Picasso en travail pour accoucher de « La Vie » – 1903
26/04/2019
La Vie est une œuvre majeure et énigmatique de la période bleue de Picasso. Elle a fait l’objet d’une longue maturation avant d’aboutir à sa forme définitive et suscite depuis, à la fois de l’admiration, de la perplexité et un grand nombre d’interprétations. Comme la réflexion et les gestes progressifs de l’artiste ont laissé un certain nombre de traces, je me propose de m’appuyer sur celles-ci pour engager une analyse de ce travail, en partie à nouveau frais.
Progressons dans le mystère en examinant ce qui en est au centre, l’élégante et étrange position de la main de l’homme. Est-ce un geste par lequel il montre à sa compagne la mère et son enfant ? C’est possible, mais pourquoi alors les regards des trois personnages ne convergent t'ils pas ? Ils s’ignorent au contraire les uns les autres, comme abîmés dans leurs songes respectifs. Si maintenant on met l’un à côté de l’autre une étude préalable à la Vie et Noli me tangere, une œuvre du Corrège que Picasso a pu voir au Prado, on ne peut qu’être frappé par l’analogie [1].
« Noli me tangere » est une citation latine qui peut signifier « ne me touche pas » ou « ne me retiens pas » [2]. Elle est tirée de l’Évangile selon Jean (20, 17) : Marie Madeleine se rend sur la tombe du Christ et découvre qu’elle est ouverte et vide. Jésus lui apparaît ; elle veut le toucher, mais il le lui interdit : « Ne me retiens pas, car je ne suis pas encore monté vers mon Père » [3]. Berchts-Jördens et Wehmeier s’appuient sur cette troublante ressemblance pour importer dans la Vie le thème christique du Corrège. Il me semble plus prudent de considérer que Picasso se contente d’introduire une référence esthétique à un geste gracieux de retenu ou de mise à distance. D'ailleurs, dans une étude ultérieure, cette référence se laïcise explicitement avec la disparition du bras droit pointé vers le ciel.
Picasso conservera les grandes lignes de composition de ses études : le geste de la main, un couple à gauche, un personnage à droite, un tableau en arrière-plan.
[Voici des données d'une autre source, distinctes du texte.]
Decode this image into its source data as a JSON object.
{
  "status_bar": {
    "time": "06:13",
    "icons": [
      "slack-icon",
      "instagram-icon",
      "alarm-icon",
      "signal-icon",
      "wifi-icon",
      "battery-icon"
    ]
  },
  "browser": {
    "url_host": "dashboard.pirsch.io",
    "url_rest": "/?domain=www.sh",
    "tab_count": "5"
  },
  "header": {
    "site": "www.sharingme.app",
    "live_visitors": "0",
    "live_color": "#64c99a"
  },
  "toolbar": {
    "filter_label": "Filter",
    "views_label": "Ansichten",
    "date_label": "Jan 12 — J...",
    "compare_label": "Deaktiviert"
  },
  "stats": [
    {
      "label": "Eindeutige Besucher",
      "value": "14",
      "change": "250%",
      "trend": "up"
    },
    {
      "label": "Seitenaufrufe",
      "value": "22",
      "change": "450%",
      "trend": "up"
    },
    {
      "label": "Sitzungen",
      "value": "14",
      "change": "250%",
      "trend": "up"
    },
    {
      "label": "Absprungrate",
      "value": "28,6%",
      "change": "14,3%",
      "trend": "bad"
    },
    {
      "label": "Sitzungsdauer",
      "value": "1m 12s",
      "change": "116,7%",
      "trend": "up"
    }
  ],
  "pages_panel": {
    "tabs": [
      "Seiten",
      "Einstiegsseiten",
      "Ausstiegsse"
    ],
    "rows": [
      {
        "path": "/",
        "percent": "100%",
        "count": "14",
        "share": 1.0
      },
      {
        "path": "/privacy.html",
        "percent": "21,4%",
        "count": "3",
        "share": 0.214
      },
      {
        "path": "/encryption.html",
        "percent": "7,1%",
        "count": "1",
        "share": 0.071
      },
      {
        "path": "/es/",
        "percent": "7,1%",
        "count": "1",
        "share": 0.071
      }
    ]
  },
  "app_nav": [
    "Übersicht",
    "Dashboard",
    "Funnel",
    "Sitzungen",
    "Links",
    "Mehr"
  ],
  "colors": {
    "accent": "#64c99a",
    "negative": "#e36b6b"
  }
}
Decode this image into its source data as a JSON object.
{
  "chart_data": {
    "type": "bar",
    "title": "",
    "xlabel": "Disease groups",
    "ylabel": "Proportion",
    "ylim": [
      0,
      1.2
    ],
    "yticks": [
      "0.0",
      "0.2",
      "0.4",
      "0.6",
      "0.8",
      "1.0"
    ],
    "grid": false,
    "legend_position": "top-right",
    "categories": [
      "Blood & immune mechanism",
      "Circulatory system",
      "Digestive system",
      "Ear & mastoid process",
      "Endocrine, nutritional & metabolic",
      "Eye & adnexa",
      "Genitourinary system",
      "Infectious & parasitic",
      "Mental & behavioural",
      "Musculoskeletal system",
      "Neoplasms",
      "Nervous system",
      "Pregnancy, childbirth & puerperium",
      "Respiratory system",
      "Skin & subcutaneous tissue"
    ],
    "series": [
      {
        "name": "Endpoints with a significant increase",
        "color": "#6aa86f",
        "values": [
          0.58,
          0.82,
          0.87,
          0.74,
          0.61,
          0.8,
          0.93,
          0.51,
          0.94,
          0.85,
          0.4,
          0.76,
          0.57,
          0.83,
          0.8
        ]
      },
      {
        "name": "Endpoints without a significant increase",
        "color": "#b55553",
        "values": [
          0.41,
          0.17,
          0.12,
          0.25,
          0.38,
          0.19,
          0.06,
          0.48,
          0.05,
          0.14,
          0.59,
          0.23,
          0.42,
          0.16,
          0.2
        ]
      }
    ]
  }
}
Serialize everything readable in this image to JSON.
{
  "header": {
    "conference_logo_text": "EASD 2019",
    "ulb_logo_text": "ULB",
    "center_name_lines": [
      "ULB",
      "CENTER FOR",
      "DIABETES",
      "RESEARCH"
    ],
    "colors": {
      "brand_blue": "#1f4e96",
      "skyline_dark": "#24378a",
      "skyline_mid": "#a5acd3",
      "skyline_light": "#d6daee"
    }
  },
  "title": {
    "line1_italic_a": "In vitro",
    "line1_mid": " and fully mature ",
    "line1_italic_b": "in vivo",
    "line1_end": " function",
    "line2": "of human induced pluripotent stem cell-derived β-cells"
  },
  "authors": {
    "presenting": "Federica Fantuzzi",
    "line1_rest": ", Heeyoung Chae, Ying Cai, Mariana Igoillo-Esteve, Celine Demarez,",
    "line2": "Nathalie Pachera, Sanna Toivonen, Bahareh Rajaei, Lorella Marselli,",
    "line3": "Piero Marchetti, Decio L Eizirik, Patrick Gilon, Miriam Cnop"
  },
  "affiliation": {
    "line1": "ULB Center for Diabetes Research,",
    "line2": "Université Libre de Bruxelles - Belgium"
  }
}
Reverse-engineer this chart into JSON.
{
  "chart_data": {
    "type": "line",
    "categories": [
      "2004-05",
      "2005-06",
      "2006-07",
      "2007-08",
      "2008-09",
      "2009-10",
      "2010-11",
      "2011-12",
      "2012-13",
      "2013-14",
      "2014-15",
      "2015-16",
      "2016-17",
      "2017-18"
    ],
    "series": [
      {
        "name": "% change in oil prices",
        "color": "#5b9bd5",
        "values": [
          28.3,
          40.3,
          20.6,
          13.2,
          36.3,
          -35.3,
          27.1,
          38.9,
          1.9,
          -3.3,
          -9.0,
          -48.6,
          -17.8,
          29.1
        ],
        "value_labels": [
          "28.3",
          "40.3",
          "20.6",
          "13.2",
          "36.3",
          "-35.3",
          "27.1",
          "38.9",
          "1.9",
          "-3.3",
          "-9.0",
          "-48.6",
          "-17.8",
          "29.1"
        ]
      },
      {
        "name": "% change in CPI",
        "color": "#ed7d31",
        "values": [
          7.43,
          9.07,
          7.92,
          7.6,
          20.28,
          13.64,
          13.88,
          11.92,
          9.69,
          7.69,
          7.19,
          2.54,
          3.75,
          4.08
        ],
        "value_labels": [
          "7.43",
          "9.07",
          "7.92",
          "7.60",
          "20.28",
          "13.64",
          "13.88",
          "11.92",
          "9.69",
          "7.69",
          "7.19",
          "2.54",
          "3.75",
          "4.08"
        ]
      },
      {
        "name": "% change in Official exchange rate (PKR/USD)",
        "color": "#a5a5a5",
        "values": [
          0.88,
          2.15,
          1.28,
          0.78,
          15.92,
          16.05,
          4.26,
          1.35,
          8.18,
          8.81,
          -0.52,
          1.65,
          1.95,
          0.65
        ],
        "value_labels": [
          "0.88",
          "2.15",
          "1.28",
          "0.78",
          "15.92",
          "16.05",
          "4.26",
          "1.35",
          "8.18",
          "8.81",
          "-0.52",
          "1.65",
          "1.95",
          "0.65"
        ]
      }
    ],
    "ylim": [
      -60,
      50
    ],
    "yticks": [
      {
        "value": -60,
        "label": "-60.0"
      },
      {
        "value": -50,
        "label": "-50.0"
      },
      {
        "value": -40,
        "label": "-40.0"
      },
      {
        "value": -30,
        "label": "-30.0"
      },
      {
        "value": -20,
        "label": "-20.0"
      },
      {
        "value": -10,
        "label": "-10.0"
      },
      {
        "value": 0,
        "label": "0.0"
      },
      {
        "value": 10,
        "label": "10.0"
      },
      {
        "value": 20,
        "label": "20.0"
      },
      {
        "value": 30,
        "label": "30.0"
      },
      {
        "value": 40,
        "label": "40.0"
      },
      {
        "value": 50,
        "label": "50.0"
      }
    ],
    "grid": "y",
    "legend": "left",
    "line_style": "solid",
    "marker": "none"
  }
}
En revanche, la scène initiale était beaucoup plus prosaïque. Il s’agissait de la rencontre dans un atelier, d’un peintre – il a les traits de Picasso – qu’enlace une femme et d’un visiteur vêtu d’un long manteau – dans certaines études, on reconnaîtrait la silhouette d’un ami de Picasso, le sculpteur Emili Fontbona i Ventosa [4]. Derrière eux, une peinture est posée sur un chevalet, comme un travail en cours ou qui vient d’être achevée. Sur la base de cette structure, Picasso va modifier un certain nombre de ses éléments qui vont donner à son projet une ampleur nouvelle et lui conférer une valeur allégorique. Il me semble que la bascule s’opère lorsque Picasso décide de remplacer son visage par celui de son ami défunt, Carlos Casagemas. Peut-être y a-t’il été incité par la décision qu’il avait prise de peindre cette nouvelle toile sur Dernier moment, une œuvre plus ancienne qu’il avait retournée verticalement ?
Dernier moment représentait une femme sur son lit de mort, veillée par un jeune prêtre ; la scène était éclairée par une lampe de chevet dont la radiographie restitue l’éclat. C’est une œuvre qui avait été exposée en octobre 1900 dans le pavillon espagnol de l’Exposition Universelle de Paris. Elle lui avait fourni, pour la première fois, l’occasion de se rendre à Paris, en compagnie de Casagemas. Il recouvrait ainsi une morte par un défunt qu’il ressuscitait.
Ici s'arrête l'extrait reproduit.